Logically, if an area of the brain supports a function, then the activity of neurons in that area should correlate with the presence of that function, and destruction of that area should disrupt its performance. Neurons in the dorsal lateral division of the fish pallium show increases in electrical and metabolic activity that uniquely correlates with specific places in a fish’s environment. This correlation is like that of the relationship of the activity of neurons in the mammalian allocortical hippocampus and adjacent neocortical regions and that animal’s location in its environment. Moreover, removal of this pallial division prevents allocentric spatial processing, while removal of an area immediately next to it has no effect on this ability. These facts connect a behavioural indicator of sentience to a specific anatomical division of the fish pallium. Although the relationship between many other behaviours generally associated with sentience – such as successfully passing the mirror test – and the brain structures and functions that support them is either lacking or less definitive, this connection gives strong support to the proposal that fish behaviours themselves are valid indicators of sentience.

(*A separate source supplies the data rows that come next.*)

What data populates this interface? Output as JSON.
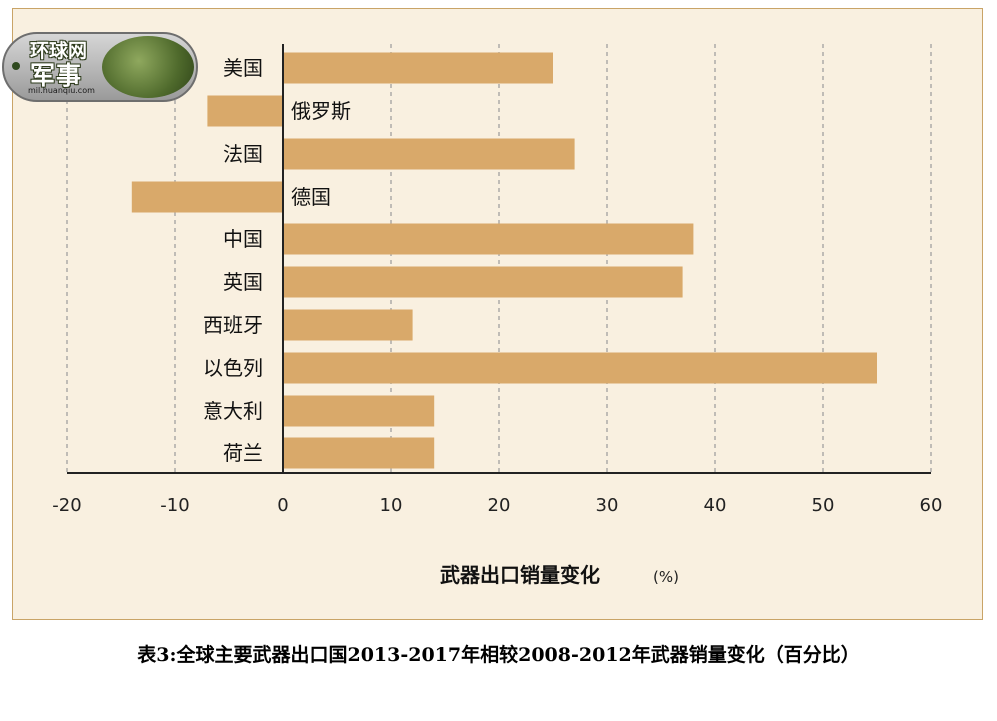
{
  "chart_data": {
    "type": "bar",
    "orientation": "horizontal",
    "categories": [
      "美国",
      "俄罗斯",
      "法国",
      "德国",
      "中国",
      "英国",
      "西班牙",
      "以色列",
      "意大利",
      "荷兰"
    ],
    "values": [
      25,
      -7,
      27,
      -14,
      38,
      37,
      12,
      55,
      14,
      14
    ],
    "xlabel": "武器出口销量变化",
    "xunit": "(%)",
    "xlim": [
      -20,
      60
    ],
    "xticks": [
      "-20",
      "-10",
      "0",
      "10",
      "20",
      "30",
      "40",
      "50",
      "60"
    ],
    "grid": "vertical dashed",
    "bar_color": "#d9a96a"
  },
  "logo": {
    "line1": "环球网",
    "line2": "军事",
    "url": "mil.huanqiu.com"
  },
  "caption": "表3:全球主要武器出口国2013-2017年相较2008-2012年武器销量变化（百分比）"
}
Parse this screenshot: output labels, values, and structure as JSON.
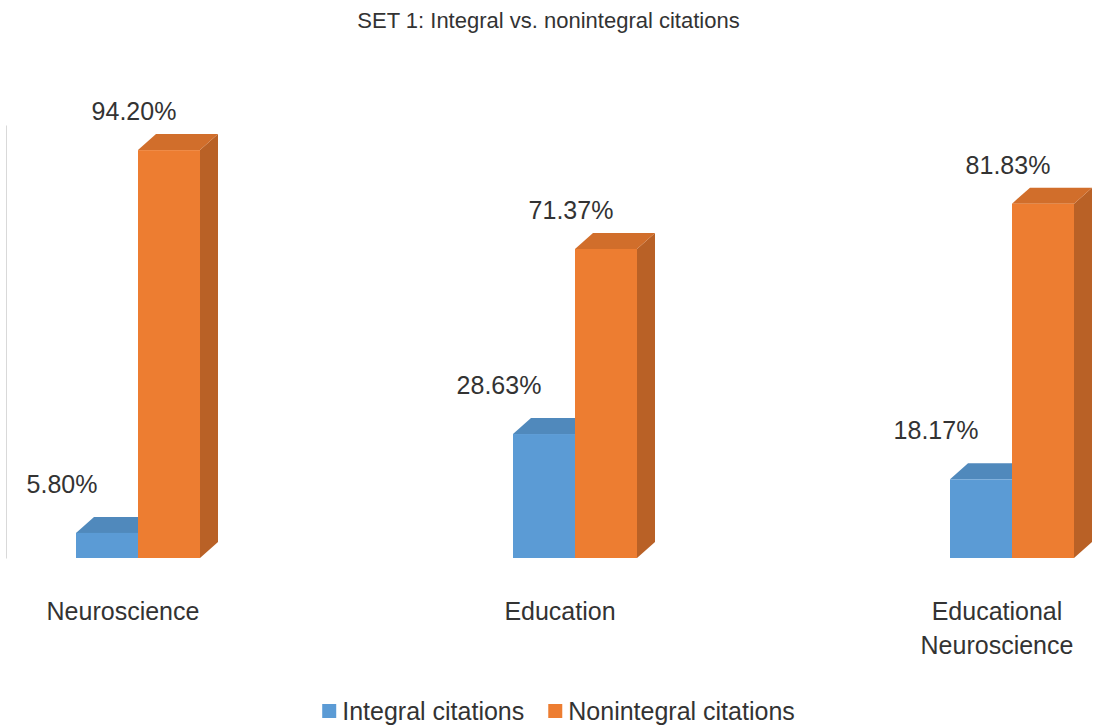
{
  "chart_data": {
    "type": "bar",
    "title": "SET 1: Integral vs. nonintegral citations",
    "categories": [
      "Neuroscience",
      "Education",
      "Educational Neuroscience"
    ],
    "series": [
      {
        "name": "Integral citations",
        "color": "#5b9bd5",
        "values": [
          5.8,
          28.63,
          18.17
        ],
        "value_labels": [
          "5.80%",
          "28.63%",
          "18.17%"
        ]
      },
      {
        "name": "Nonintegral citations",
        "color": "#ed7d31",
        "values": [
          94.2,
          71.37,
          81.83
        ],
        "value_labels": [
          "94.20%",
          "71.37%",
          "81.83%"
        ]
      }
    ],
    "ylim": [
      0,
      100
    ],
    "data_labels": true,
    "tick_labels": false,
    "legend": "bottom"
  }
}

So: do fish have faces? The ‘face of the other’ in an animal increases the likelihood that we will have a special relationship to that animal, which gives it status in our moral community. Fish have a challenging upstream swim to achieve this relationship. They’re seldom considered cute, certainly not cuddly, and don’t seem to act at all like us. Hence, they lack many subliminal characteristics that assist, say, dogs in achieving the ‘face of the other’ so easily: our own human predispositions make it much more likely that we’ll find the ‘living presence’ in our oldest friends.

But that doesn’t mean that fish are not sentient beings with a rudimentary first-person point of view. We mustn’t deny that when we see the gasping gills of an expiring fish on a dock, there was something it was like to be that fish: that it was sentient, and it could feel pain, and it did suffer. It is a small step, but one that we can – indeed, must – take as uniquely ethically responsible beings blessed (or perhaps cursed) with higher-order consciousness and a robust first-person perspective. Look for the face of the other in the fish, even if it can be difficult to see.